Engineers and scientists can play a pivotal role in promoting, not just implementing, this bold initiative, starting with submitting ambitious grant proposals that don’t fit inside the traditional boxes. Engineers and engineering educators are key to realizing several of NSF’s big ideas, says Khargonekar, particularly on the human-technology frontier. “How do we ensure in this era of artificial intelligence that there will be jobs, good solid jobs?” he asks. “Human augmentation rather than replication is how we should think about the future of engineering and technology—how to help people do what they do better.” This new paradigm will combine engineering, computer science, social and behavioral science, and education in novel and exciting ways, Khargonekar predicts, adding that today’s crucial research problems, whether in health, the environment, or the economy, will require fresh “modes of thinking” as well as collaboration, Consider, for example, the testing of new cancer drugs.

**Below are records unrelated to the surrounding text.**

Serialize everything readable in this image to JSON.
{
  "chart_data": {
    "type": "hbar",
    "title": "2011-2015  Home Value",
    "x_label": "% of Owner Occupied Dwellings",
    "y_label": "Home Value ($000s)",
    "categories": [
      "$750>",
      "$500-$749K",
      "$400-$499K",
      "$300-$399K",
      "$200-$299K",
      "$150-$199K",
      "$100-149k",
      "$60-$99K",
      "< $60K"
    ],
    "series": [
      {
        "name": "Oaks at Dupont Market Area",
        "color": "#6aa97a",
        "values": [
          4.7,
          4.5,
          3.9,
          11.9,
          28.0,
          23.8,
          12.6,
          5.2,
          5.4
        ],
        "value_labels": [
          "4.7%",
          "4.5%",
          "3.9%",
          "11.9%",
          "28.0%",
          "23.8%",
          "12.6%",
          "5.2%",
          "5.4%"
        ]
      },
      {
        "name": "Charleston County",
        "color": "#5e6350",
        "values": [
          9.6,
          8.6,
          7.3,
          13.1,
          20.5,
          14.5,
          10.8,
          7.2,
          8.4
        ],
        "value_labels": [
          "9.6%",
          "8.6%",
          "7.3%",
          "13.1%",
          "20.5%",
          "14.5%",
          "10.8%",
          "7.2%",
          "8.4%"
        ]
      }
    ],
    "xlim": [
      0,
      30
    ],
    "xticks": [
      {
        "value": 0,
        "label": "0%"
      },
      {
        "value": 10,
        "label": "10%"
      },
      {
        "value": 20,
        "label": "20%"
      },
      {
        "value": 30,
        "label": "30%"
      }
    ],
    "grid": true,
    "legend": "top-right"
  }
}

Traditionally, scientists would do in vitro testing on cell lines, then advance to animal testing and finally to human clinical trials. But NSF-supported engineering researchers working with National Cancer Institute researchers could develop high-fidelity, 3-D models to learn how real tumor cells might react to a therapy. Engineers wouldn’t know what medically was critical for the simulated tumor to show, while physicians wouldn’t have the modeling tools. The breakthroughs lie in the synergy of the two mind-sets and knowledge bases.
As LIGO demonstrated, breakthroughs require a stomach for risk—with no guarantee of success. Its triumph underscored how small advances can add up to big discoveries. It’s a lesson worth remembering when reckoning the odds of INCLUDES and NSF’s other long-term bets. “We have to be persistent and creative,” says Córdova, but “if we make something happen where we are … others are going to see it and feel it.”
By Mary Lord
Mary Lord is deputy editor of Prism.